Si nous voulons éviter d’autres pandémies, il faut sortir de l’agrobusiness, de l’élevage industriel, arrêter la déforestation, mener une réforme urbaine pour aller vers des villes plus interconnectées, avec des milieux naturels ou semi–naturels. Pour lutter contre les pandémies, il faut surtout de l’eau propre et gratuite. De même, si nous voulons des systèmes de santé capables de faire face à de telles épidémies, il faut les refinancer massivement. Pour ce faire il faut faire payer les actionnaires, annuler les dettes illégitimes, prendre l’argent là où il est.

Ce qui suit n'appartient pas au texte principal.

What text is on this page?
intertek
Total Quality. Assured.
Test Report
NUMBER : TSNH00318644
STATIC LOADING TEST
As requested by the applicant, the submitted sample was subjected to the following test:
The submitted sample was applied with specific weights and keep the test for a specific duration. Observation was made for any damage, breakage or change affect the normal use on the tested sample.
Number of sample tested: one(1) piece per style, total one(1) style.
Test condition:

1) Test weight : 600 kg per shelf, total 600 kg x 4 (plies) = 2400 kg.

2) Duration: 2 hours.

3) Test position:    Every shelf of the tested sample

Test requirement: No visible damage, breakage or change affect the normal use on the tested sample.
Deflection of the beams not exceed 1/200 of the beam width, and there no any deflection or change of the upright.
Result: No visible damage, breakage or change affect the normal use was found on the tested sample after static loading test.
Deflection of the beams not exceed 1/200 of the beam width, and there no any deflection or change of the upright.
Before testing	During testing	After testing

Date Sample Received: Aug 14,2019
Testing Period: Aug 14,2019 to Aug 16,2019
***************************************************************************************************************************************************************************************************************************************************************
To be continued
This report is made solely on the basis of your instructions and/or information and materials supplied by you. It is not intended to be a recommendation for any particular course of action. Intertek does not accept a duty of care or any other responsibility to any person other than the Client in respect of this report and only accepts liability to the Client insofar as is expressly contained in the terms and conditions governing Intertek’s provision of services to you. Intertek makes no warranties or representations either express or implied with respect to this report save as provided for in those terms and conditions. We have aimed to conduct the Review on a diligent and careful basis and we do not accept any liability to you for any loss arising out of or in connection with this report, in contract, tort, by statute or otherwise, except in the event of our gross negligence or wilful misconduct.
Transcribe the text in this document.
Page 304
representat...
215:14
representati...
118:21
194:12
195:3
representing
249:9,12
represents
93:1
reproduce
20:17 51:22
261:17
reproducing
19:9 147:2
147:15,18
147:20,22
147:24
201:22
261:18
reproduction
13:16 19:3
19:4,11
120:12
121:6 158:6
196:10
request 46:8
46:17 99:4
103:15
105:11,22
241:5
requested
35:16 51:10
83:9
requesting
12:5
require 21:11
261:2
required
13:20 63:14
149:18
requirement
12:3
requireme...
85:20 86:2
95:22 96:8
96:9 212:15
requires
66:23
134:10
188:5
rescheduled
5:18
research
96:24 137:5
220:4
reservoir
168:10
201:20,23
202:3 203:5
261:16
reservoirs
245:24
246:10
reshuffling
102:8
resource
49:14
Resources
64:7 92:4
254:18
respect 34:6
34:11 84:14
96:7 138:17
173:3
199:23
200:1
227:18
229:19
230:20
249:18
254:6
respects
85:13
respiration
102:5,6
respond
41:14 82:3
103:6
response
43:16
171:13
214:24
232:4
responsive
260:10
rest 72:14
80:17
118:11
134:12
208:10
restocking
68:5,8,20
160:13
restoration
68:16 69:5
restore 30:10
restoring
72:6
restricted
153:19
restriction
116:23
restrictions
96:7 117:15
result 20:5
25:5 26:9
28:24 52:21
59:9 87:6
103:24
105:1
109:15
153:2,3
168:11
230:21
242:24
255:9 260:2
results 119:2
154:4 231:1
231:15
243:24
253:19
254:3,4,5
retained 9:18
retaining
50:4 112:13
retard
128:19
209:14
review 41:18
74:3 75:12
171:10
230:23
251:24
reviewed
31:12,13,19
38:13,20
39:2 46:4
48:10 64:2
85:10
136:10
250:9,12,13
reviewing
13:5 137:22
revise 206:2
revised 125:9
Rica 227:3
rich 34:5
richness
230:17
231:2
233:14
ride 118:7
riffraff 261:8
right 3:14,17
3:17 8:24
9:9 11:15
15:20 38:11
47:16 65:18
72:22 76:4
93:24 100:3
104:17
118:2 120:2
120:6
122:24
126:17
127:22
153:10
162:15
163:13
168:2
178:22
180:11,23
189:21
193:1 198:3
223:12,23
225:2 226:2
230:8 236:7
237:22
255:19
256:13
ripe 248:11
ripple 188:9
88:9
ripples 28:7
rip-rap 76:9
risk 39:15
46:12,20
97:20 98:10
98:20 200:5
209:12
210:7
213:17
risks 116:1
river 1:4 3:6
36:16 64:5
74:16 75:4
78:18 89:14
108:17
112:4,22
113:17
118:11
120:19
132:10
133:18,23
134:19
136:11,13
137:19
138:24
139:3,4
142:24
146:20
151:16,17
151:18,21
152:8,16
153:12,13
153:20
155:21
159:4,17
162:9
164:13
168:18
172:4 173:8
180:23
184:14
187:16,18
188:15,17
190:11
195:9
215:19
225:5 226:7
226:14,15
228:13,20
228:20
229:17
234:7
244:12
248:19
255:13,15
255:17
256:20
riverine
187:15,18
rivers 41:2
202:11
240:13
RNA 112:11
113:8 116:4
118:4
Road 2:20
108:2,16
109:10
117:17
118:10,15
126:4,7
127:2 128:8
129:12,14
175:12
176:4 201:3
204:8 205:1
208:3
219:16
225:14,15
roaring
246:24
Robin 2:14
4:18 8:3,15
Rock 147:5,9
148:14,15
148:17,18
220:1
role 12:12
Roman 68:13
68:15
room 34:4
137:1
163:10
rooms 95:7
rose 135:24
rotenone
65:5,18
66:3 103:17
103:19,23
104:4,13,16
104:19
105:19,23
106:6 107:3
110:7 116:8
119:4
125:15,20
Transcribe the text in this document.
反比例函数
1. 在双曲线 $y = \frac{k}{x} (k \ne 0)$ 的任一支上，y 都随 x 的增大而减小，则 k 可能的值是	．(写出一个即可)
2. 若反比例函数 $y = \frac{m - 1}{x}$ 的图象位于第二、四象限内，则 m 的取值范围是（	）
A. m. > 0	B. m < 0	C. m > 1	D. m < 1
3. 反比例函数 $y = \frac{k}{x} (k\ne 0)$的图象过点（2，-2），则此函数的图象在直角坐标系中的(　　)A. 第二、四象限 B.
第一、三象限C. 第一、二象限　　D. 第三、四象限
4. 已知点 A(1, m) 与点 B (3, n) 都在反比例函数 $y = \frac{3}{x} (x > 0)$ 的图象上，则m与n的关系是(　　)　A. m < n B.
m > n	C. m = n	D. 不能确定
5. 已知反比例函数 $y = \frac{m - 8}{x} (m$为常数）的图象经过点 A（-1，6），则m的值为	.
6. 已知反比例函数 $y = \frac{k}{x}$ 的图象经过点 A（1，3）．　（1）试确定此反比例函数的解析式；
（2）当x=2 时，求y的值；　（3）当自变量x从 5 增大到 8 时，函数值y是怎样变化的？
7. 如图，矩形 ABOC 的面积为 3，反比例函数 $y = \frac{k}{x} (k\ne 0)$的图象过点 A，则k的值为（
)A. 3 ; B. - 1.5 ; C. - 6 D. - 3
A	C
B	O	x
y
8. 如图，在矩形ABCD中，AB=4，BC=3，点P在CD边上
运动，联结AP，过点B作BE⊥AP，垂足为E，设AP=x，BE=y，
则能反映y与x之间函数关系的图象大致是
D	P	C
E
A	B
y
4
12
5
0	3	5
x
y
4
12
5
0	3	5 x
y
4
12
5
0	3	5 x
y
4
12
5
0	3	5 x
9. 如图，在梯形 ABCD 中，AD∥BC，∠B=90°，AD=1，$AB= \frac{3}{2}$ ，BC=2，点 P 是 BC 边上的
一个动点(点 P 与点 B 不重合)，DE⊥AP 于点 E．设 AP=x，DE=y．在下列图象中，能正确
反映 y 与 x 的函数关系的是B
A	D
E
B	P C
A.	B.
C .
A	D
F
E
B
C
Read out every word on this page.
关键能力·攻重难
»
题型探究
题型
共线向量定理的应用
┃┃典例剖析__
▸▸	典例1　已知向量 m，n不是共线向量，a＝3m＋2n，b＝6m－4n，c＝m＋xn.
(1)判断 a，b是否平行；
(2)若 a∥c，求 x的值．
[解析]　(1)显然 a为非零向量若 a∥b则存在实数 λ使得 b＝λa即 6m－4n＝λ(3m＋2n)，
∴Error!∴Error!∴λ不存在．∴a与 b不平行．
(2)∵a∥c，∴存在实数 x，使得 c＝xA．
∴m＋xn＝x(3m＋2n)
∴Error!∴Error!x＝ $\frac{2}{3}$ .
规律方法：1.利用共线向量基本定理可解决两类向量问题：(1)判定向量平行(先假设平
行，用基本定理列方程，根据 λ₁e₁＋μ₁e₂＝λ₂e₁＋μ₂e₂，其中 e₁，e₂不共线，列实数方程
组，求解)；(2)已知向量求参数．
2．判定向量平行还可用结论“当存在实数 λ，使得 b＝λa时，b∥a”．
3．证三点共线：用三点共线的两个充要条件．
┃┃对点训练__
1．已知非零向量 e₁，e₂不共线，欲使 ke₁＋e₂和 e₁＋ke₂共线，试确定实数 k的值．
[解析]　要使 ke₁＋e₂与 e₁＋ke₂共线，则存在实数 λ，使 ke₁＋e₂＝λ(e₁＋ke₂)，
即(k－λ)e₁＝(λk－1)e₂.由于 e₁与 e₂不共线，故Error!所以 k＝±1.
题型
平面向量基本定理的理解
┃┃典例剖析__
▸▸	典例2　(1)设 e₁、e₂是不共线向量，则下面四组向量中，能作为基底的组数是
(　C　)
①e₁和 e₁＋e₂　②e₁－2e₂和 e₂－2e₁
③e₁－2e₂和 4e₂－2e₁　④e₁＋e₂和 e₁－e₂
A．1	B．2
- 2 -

Nous savons que la fonte du permafrost va probablement libérer des virus ou des bactéries, qui vont se répandre par le biais des ouvriers·ères qui travaillent dans des mines dans ces régions. C’est pourquoi il faut absolument respecter l’objectif fixé à Paris de 1,5 °C de réchauffement. Il s’agit de tirer sur le fil du prendre soin pour dérouler les objectifs anticapitalistes que nous portons. 

Pour reformer une alternative écosocialiste, nous devons partir du constat que les gens tirent de la crise : il faut donner une priorité beaucoup plus forte à la santé, au bien-être et, pour cela, mettre les moyens sur la table. Aujourd’hui plus que jamais, les questions sociales et écologiques coïncident ; mener le combat social, c’est mener une lutte écologique. C’est ce tournant qu’il faut essayer de saisir et dont il faut voir l’opportunité. 

Propos retranscrits par notre rédaction.